Students sit in circles of between 5 and 10 students (it's flexible.)
Then they take turns clockwise asking the group their own present perfect questions, such as: "Have you been to Tokyo? Have you seen Kimetsu no Yaiba?" and so on.
Students usually have their own personal whiteboard, so they need to secretly answer the question by writing 'yes' or 'no'. After 15 seconds, or whenever everyone is finished, all students reveal their answers, including the student asking the question.
If a given student answers the same as the questioner, they are safe.
If a given student answers differently as the questioner, they are punished.

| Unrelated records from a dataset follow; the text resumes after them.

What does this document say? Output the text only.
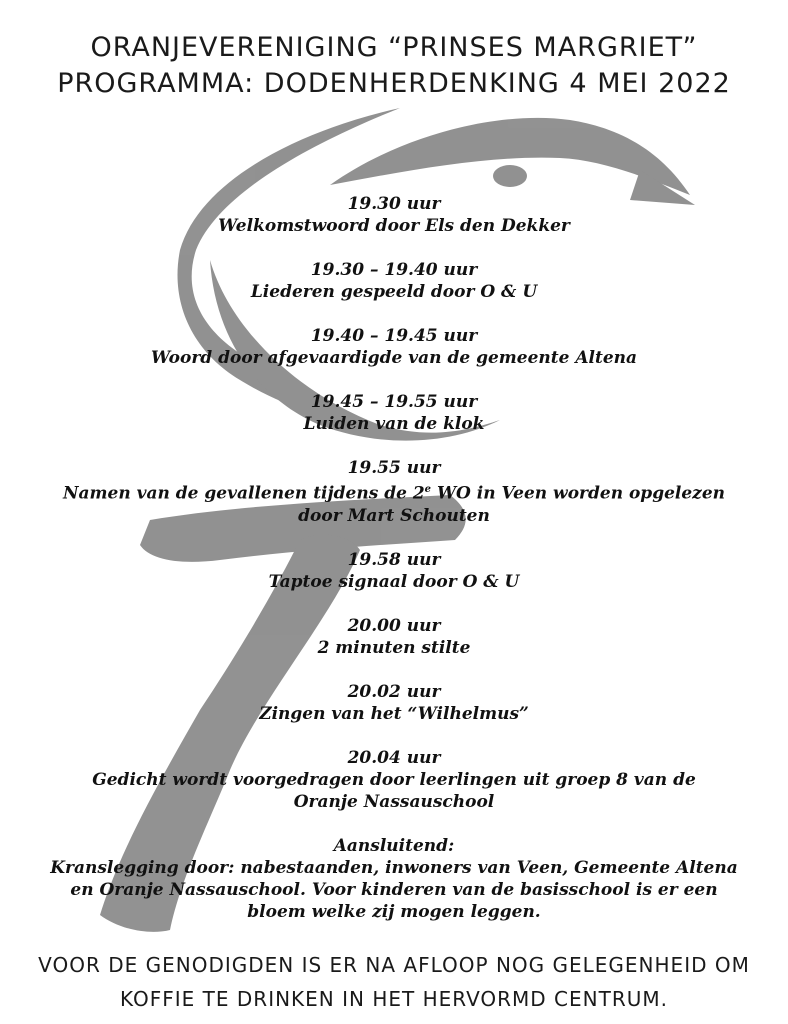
ORANJEVERENIGING “PRINSES MARGRIET”
PROGRAMMA: DODENHERDENKING 4 MEI 2022
19.30 uur
Welkomstwoord door Els den Dekker
19.30 – 19.40 uur
Liederen gespeeld door O & U
19.40 – 19.45 uur
Woord door afgevaardigde van de gemeente Altena
19.45 – 19.55 uur
Luiden van de klok
19.55 uur
Namen van de gevallenen tijdens de 2e WO in Veen worden opgelezen door Mart Schouten
19.58 uur
Taptoe signaal door O & U
20.00 uur
2 minuten stilte
20.02 uur
Zingen van het “Wilhelmus”
20.04 uur
Gedicht wordt voorgedragen door leerlingen uit groep 8 van de Oranje Nassauschool
Aansluitend:
Kranslegging door: nabestaanden, inwoners van Veen, Gemeente Altena en Oranje Nassauschool. Voor kinderen van de basisschool is er een bloem welke zij mogen leggen.
VOOR DE GENODIGDEN IS ER NA AFLOOP NOG GELEGENHEID OM
KOFFIE TE DRINKEN IN HET HERVORMD CENTRUM.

The optimal strategy therefore for a student is to think of something unique that they've done (such as visiting America) that not many other students have done to maximize punishment. But there's also a mind game involved for the students who answer, who try to guess what the asking student's answer is to avoid being punished. Watching the students think through this problem is fun.
Punishment ideas can be whatever you like, depending on your school and what classes you do. But I like to make a variety of tasks that are fun in their own right, such as:
- 5 pushups/5 Squats
- Sing their ABC's, days of the week, the hello song, or the months of the year
- Read a section from the textbook.
- Draw an anime character on the board.
- Have a conversation with the JTE.
This requires no prep and could probably be adapted to other grammar points that are answered by 'yes I can' or 'no I can't.'
You can also give students a score based on how many students' they've punished, to help quantify the embarrassment they've inflicted on their cohort. You'll make sadists of them yet!